Living in an Uncertain World Part 6: Living In A Bubble
When reading the title of this blog you are probably wondering what the heck this is going to be about. You are well justified in this curiosity. During the early stages of the deterioration of my vision, I was in a constant search for “normalcy”. The questioning of “why me” and “why can’t I just be normal like everyone else” circled in my head, throwing me into a tornado of negativity. This quest for “normalcy” led me to begin questioning what is normal?
The answer to the question what is normal is one that would probably be answered differently by every single person. Is the smart kid in the class that goes home and performs science experiments for fun normal? Is the homeless man that sits for hours with a jar just hoping that someone will drop a few dollars in it normal? Is the guy that is a cross dresser normal? Is the guy in the wheelchair that has no use of his legs from a spinal cord injury normal? My answer to all of these questions is probably yes, so long as these people are comfortable in their own shoes.
Let’s look at the struggle for “normalcy” that I experienced. During the grade school years, everyone just wants to be “normal”. In reality, they are not seeking “normalcy”, they are seeking to be like everyone else because they have insecurities that others will pick on them and make fun of them if they are different. I was one of these individuals just seeking to be like everyone else. I thought of myself in the same way others thought of me. It wasn’t normal that I held the book up to my face . It wasn’t normal for me to use a monocular in the class room to attempt to see the chalkboard. It wasn’t normal to sit two feet in front of a big screen TV and it wasn’t normal that I couldn’t drive like everyone else. In my head I wasn’t “normal” and because of it I was the target of all the jokes, hazing and pranks. This really sucked and it definitely contributed to the downward spiral that made me contemplate whether life was worth living.
There became a point in this very low period of my life that I had a revolutionary moment that changed me. I finally realized that I will never be like everyone else and being legally blind was normal for me. This change in perception of what is “normal” is also the foundation of my CDifferentwithAaron mission. In my mind, I am “normal” and I want everyone else to “C” themselves different and be comfortable with who they are as well as be comfortable interacting with others in society that may be perceived as different.
Now, the reason this blog is named “Living in a Bubble” is because I live in a world where everyone else sees just like me. In my mind, I am normal like everyone else. The good thing about this mindset is that it eliminates the ability to make excuses and throw a pity party. Ideas such as,“They can see so its easier for them” or “Others should feel bad for me because I was given a crappy situation,” are thrown out the window. I am normal just like everyone else. I may need some accommodations and adaptations to complete some tasks but the end result is the same. “Normal,” is a perception not a status.
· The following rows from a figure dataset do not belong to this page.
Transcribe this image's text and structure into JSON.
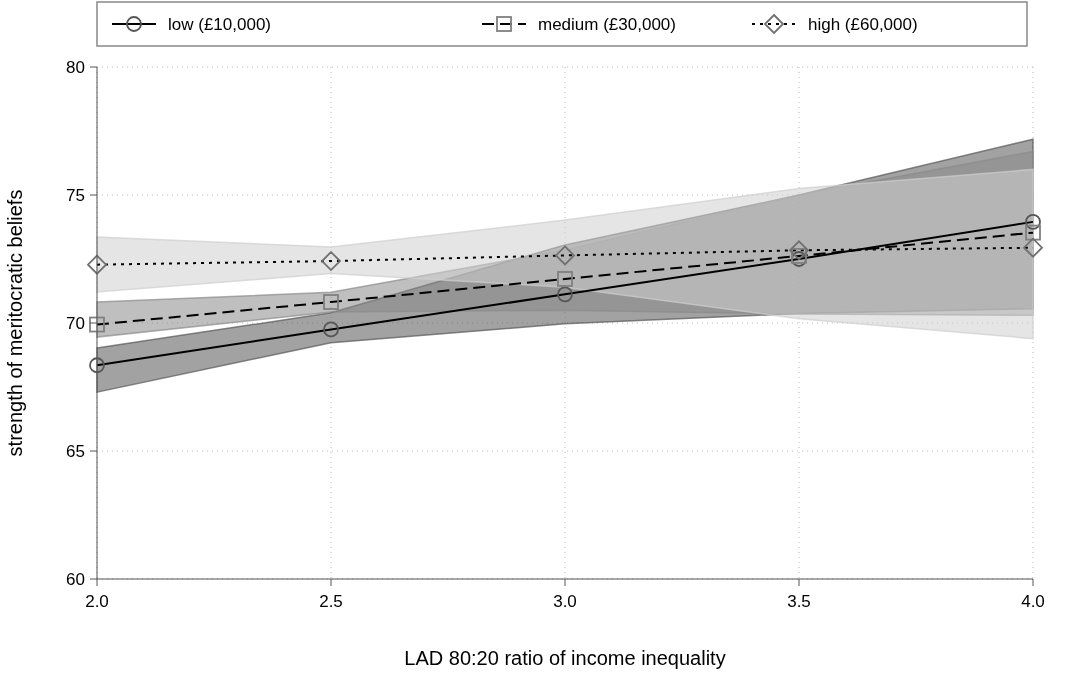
{
  "chart_data": {
    "type": "line",
    "xlabel": "LAD 80:20 ratio of income inequality",
    "ylabel": "strength of meritocratic beliefs",
    "x": [
      2,
      2.5,
      3,
      3.5,
      4
    ],
    "xlim": [
      2,
      4
    ],
    "xticks": [
      {
        "value": 2,
        "label": "2.0"
      },
      {
        "value": 2.5,
        "label": "2.5"
      },
      {
        "value": 3,
        "label": "3.0"
      },
      {
        "value": 3.5,
        "label": "3.5"
      },
      {
        "value": 4,
        "label": "4.0"
      }
    ],
    "ylim": [
      60,
      80
    ],
    "yticks": [
      60,
      65,
      70,
      75,
      80
    ],
    "grid": true,
    "legend": "top",
    "series": [
      {
        "name": "low (£10,000)",
        "color": "#000000",
        "marker": "circle",
        "line_style": "solid",
        "values": [
          68.35,
          69.75,
          71.12,
          72.5,
          73.95
        ],
        "lower": [
          67.3,
          69.23,
          69.97,
          70.37,
          70.56
        ],
        "upper": [
          69.02,
          70.4,
          73.05,
          75.0,
          77.18
        ]
      },
      {
        "name": "medium (£30,000)",
        "color": "#000000",
        "marker": "square",
        "line_style": "dashed",
        "values": [
          69.94,
          70.82,
          71.72,
          72.62,
          73.53
        ],
        "lower": [
          69.45,
          70.43,
          70.5,
          70.35,
          70.3
        ],
        "upper": [
          70.82,
          71.2,
          72.85,
          75.0,
          76.7
        ]
      },
      {
        "name": "high (£60,000)",
        "color": "#000000",
        "marker": "diamond",
        "line_style": "dotted",
        "values": [
          72.28,
          72.42,
          72.64,
          72.84,
          72.94
        ],
        "lower": [
          71.21,
          71.93,
          71.4,
          70.17,
          69.39
        ],
        "upper": [
          73.36,
          72.97,
          74.02,
          75.25,
          76.0
        ]
      }
    ]
  }
}
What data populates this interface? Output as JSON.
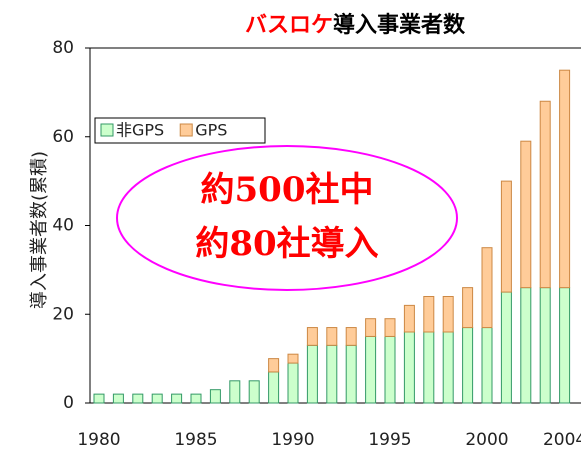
{
  "chart_data": {
    "type": "stacked_bar",
    "title_parts": [
      "バスロケ",
      "導入事業者数"
    ],
    "ylabel": "導入事業者数(累積)",
    "annotation": [
      "約500社中",
      "約80社導入"
    ],
    "categories": [
      "1980",
      null,
      null,
      null,
      null,
      "1985",
      null,
      null,
      null,
      null,
      "1990",
      null,
      null,
      null,
      null,
      "1995",
      null,
      null,
      null,
      null,
      "2000",
      null,
      null,
      null,
      "2004"
    ],
    "series": [
      {
        "name": "非GPS",
        "color": "#ccffcc",
        "values": [
          2,
          2,
          2,
          2,
          2,
          2,
          3,
          5,
          5,
          7,
          9,
          13,
          13,
          13,
          15,
          15,
          16,
          16,
          16,
          17,
          17,
          25,
          26,
          26,
          26
        ]
      },
      {
        "name": "GPS",
        "color": "#ffcc99",
        "values": [
          0,
          0,
          0,
          0,
          0,
          0,
          0,
          0,
          0,
          3,
          2,
          4,
          4,
          4,
          4,
          4,
          6,
          8,
          8,
          9,
          18,
          25,
          33,
          42,
          49
        ]
      }
    ],
    "ylim": [
      0,
      80
    ],
    "yticks": [
      0,
      20,
      40,
      60,
      80
    ],
    "legend": "upper left"
  }
}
My challenge to each of you reading this blog is to throw out the "why can't I be like that person?" or "If I didn't have this debilitating condition I would be able to do so much more." These questions just wastes your time. I used to flood my brain with these type of thoughts and questions and all I was doing was filling my head with garbage. The reality is, "You are who you are," and questioning this or feeling bad about it only leads to depressive and self defeating thoughts. I challenge you to look at your world different. Think of yourself just like everyone else If you have chronic back pain just tell yourself that everyone else also is battling through the same chronic back pain. This way you have no reason to throw a pity party or not push yourself to your potential every single day. If you are paralyzed from the waste down, use the adaptive equipment and accommodations you have learned to accomplish the same tasks that everyone does. I understand that not everyone has a spinal cord injury or an amputated leg but using this as the primary determinant to what you can accomplish is exactly what defines disability. Rather, if you look at yourself as being in the same situation as everyone else in this world, you will continue to push yourself and strive to be the best YOU can be each and everyday.
If you have to put yourself in a bubble and be a "bubble boy" like me that is totally fine. Whatever helps you to reach your own given potential is all that matters. You are only abnormal if you let what others say make you believe that you are abnormal. BE YOURSELF, NOT WHAT OTHERS WANT YOU TO BE!